John D. Rockefeller gave $63,763,357 to charity and brought his total benefactions to $475,000,000 . . . President-elect Harding went fishing to relax himself for the ardors ahead . . . Georges Carpentier knocked out Battling Levinsky . . . Jack Dempsey stood trial as a draft evader and beat it . . . John and Lionel Barrymore appeared on Broadway together in The Jest and then John did his first Shakespearean role in Richard III . . . Chaplin made The Kid with Jackie Coogan . . . Eugene O'Neill's Beyond the Horizon won the Pulitzer Prize for drama . . . The Hatfield-McCoy feud in Kentucky produced several deaths. . . Man O'War ran a mile and a quarter in 2:03 for a purse of $75,000 and a gold cup . . . Mrs. Harding and Mrs. Wilson had tea at the White House . . . Franklin Delano Roosevelt ran for vice-president against Calvin Coolidge and went down in the Harding landslide . . . Harry S. Truman was a civilian
again . . . Henry Ford established the Dearborn Independent, America's leading anti-Semitic journal . . . The best-sellers in fiction were Zane Grey's The Man of the Forest and Peter B. Kyne's Kindred of the Dust, but there were some other books moving too: Sinclair Lewis' Main Street, F. Scott Fitzgerald's This Side of Paradise, Sherwood Anderson's Poor White and Edith Wharton's The Age of Innocence. In non-fiction, John Maynard Keynes' The Economic Consequences of the Peace was near the top of the list, but H.G. Wells' The Outline of History would sell very strongly right through 1924 . . .
H.L. Mencken didn't like all the back-slapping in the business community. "The first Rotarian," said the Sage of Baltimore, "was the first man to call John the Baptist Jack" . . . George White paid George Gershwin fifty dollars a week to write tunes for the Scandals of 1920 . . . Babe Ruth, Jack Dempsey, and Georges Carpentier went before the Hollywood cameras. The pay is high, the product low . . . The Ku Klux Klan came backwith a large distaste for Negroes, Catholics, Jews, and the foreigners in the big cities . . . A jury in Hammond, Indiana, acquitted a man who had killed an alien for saying "To hell with the United States."
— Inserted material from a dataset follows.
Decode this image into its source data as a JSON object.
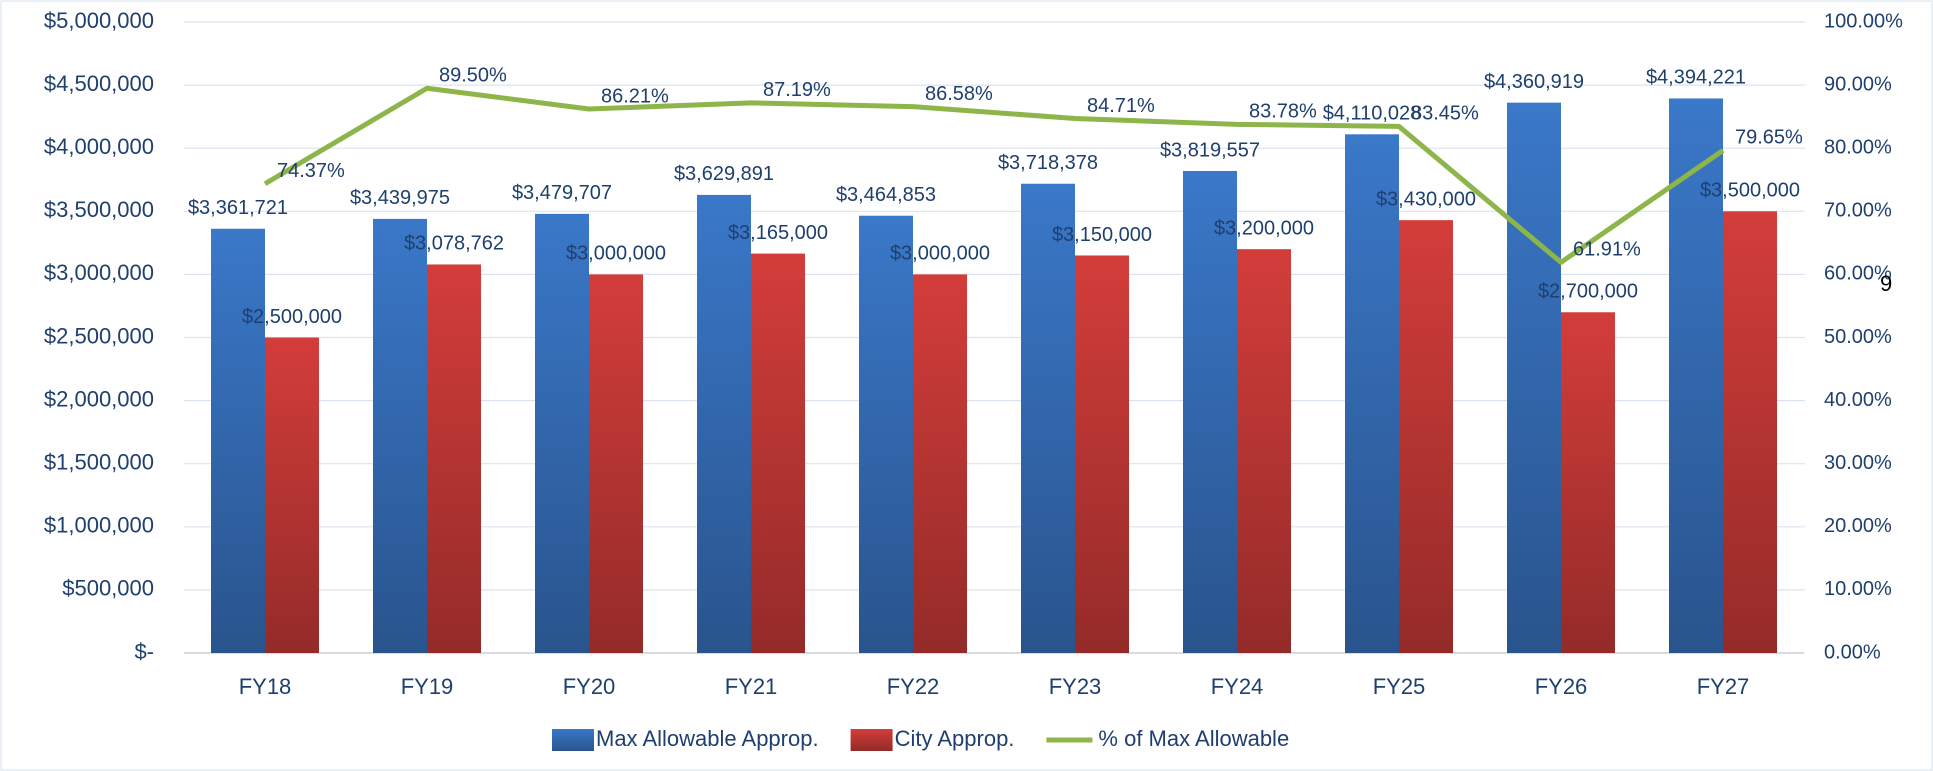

In Massachusetts, there was an incident that would reverberate around the world for seven years and write a sorry chapter into our history. Nicola Sacco and Bartolomeo Vanzetti were charged with shooting down two guards during a payroll holdup in Braintree. The nation paid no attention. Sacco and Vanzetti were just two more Anarchists hauled into the netfor an alleged murder rather than a political misdeed.